Working for agriculture on and off the farm

For Jennifer Osterholt, agriculture runs deep. As a toddler, she grew up being around farm animals—she spent time in the pig birthing barn where she curiously watched her mother do the chores. It wasn’t long before she was tipping over her playpen so she could help out. As she says, being around animals was the cornerstone of her upbringing. Today, she is director of marketing and education for the Ohio Pork Council and lives on a Licking County farm with her husband of almost two years, Joe, and 8-year-old son, Henry.

Tell us about yourself.

I’m a type-A, full-time mom who works tirelessly in my professional life to set an example of hard work for my son, aka the Little Farmer. I’ve been blessed to have met and married Joe, who was raised on a turkey farm. The “scandal” in my life is that I married a turkey farmer, but my job is to promote pork. Speaking of which—pork is safe to eat with a little bit of pink in the center. It’s a real flavor changer. If you cook it to the consistency of shoe leather, it’ll taste like that, so think pink—a blush of pink!

What type of farm do you have?

Our farm is in Alexandria just about a mile from where I grew up. My parents have about 20 mother pigs (sows) in a birth-to-market (farrow-to-finish) pig farm. They also have some beef cattle but our main business is growing corn, soybeans, wheat and hay. My husband is amazing. He works with my family, most of the time, but he owns ground and is still involved in his family’s hog, turkey and grain farm in western Ohio. I enjoy working in the supporting role on the farm when I’m able.

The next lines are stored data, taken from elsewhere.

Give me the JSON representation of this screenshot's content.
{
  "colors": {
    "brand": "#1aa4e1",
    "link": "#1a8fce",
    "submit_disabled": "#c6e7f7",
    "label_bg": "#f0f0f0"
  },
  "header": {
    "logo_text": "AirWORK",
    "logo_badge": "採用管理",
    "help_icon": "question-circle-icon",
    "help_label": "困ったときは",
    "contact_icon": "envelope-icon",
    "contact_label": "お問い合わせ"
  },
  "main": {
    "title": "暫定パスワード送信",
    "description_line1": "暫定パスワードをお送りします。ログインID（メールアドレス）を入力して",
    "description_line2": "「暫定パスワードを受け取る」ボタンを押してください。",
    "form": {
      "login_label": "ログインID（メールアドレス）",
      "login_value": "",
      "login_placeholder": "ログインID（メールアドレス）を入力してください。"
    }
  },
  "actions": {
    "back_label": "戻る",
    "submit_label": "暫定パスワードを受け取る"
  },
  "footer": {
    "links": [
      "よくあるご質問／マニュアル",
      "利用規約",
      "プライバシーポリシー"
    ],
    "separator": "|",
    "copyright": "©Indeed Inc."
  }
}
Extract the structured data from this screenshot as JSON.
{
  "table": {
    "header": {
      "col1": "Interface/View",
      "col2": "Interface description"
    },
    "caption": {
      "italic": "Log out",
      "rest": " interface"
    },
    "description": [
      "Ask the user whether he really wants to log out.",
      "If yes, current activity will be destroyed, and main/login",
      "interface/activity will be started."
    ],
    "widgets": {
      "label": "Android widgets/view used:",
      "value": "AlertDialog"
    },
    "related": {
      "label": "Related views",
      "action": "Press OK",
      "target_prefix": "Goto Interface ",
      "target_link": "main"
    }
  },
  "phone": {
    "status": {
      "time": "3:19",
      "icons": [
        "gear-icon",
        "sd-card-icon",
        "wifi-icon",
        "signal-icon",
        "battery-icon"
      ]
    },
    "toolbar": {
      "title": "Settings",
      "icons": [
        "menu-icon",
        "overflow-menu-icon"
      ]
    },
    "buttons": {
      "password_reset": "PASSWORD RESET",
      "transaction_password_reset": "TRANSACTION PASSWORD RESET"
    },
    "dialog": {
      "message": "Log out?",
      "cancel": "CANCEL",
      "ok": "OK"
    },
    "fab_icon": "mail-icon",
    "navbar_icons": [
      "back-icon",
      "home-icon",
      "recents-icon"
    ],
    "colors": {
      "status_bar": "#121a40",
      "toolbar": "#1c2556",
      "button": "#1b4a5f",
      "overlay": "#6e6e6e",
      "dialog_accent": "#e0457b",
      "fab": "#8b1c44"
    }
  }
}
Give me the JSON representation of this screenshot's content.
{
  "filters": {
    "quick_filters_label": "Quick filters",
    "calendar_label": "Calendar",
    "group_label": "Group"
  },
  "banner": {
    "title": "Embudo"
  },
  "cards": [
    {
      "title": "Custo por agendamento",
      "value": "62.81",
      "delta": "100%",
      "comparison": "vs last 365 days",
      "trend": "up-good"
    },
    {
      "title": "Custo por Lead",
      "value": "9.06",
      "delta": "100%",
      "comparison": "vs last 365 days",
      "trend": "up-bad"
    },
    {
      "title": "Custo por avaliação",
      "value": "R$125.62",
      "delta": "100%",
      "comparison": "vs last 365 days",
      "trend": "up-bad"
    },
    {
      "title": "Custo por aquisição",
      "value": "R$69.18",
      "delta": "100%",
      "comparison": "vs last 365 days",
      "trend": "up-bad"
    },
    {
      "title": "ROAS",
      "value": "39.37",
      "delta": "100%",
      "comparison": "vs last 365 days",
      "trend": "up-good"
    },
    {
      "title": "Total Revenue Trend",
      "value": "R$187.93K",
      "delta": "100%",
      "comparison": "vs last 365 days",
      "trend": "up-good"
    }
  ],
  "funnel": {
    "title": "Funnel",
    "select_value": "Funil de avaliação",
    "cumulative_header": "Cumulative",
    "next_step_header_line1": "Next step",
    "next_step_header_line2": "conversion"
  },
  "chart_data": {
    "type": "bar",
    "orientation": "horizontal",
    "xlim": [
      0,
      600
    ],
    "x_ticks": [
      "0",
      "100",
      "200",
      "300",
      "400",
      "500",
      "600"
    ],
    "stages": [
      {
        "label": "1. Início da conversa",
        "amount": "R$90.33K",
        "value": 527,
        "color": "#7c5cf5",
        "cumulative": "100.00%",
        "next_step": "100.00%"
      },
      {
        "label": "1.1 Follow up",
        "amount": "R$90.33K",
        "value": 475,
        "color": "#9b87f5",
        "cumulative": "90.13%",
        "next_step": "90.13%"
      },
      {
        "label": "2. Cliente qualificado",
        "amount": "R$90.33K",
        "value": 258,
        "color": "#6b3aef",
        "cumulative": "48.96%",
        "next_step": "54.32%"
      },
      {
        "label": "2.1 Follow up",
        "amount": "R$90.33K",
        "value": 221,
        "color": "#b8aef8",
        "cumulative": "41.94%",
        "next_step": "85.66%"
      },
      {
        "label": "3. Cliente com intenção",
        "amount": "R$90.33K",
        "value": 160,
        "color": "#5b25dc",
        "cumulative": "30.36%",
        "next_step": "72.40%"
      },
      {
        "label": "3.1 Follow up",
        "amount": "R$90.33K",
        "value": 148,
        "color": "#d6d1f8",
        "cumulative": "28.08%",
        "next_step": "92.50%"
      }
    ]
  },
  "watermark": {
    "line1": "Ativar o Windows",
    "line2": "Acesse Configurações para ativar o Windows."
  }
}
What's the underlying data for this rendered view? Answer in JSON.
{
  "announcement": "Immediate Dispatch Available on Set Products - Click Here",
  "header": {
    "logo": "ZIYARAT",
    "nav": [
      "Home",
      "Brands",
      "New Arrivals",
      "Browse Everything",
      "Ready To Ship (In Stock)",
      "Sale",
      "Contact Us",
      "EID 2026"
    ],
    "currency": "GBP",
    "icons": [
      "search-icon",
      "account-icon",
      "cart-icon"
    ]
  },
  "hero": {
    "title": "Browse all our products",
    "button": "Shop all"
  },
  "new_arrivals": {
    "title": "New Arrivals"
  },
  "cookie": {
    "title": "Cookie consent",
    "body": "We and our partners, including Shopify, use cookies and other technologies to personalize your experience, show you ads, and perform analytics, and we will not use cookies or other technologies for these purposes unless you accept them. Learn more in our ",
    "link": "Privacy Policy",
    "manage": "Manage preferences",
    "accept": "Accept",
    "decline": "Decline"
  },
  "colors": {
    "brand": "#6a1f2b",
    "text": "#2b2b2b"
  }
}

Your favorite and least favorite farm chore?

Favorite: Feeding animals with my son. It gives us quality time together as well as opportunities to teach him the skills needed to care for animals and grow food.

Least favorite: Fixing things that break. Often times they happen at the most inconvenient and stressful times, and I don’t always know what to do so I call my husband or dad.

You’re a big believer in giving back to your community. What’s your inspiration?

The older I get, the more I see how much I’ve been given and how much it took to get there. After you have kids, you see how much time and effort is poured into them so they can grow, develop and learn. It made me realize how many people have helped me over the years, especially when I unexpectedly became a single parent in 2008 because of a farming accident. We can’t do everything all the time but there are certain points in our lives where we can do certain things, serve others and make a difference.

What are you involved with in your community?

Licking County Farm Bureau in so many ways. I started in high school when I was involved with the youth council and helped nursing home residents visit a mall and helped with their shopping. Today I’m on the county board and have helped at events like the Farmers Share Breakfast and Ag Plastics Recycling Day. I’ve been involved with my local church and 4-H and am active with Ohio Farm Bureau’s Young Agricultural Professionals. Life has been easier since marrying Joe because now my son can be with another parent and that frees up some time for me to be involved in other activities.

Why is it important to be involved?

It’s difficult to pinpoint the single experience that will shape who or what you are, which is why it’s important to be involved in different groups. When you put all these experiences together, you figure out what you’re good at and how to be a better community member as well as an employee. You need to continue to challenge yourself and improve your leadership skills. There are always learning experiences.

Tell us about your recent visit to Washington, D.C. with the Young Agricultural Professionals.

This trip reminded me how important it is to be involved in the political process. A lot of decisions are made in D.C. that have a big impact on our businesses and families on a regular basis. As a part of Ohio agriculture, I got to see directly how the farm bill and regulations affect our family’s business and income. Every place we visited the message was the same: Tell us what’s important and what’s working and what’s not. We want to hear from you. When it comes to politics, it’s easy to become disengaged because you feel like you can’t make a difference. But trips like these change that feeling because you get to meet face-to-face with leaders who want to hear about your personal experiences.

What do you love the most about life on your farm?

The lifestyle and lessons learned. My husband could make far more money with an off-farm job but it’s worth it to trade some income for the time spent with family, the opportunity to instill a strong work ethic in our children and teach them skills that will benefit generations to come.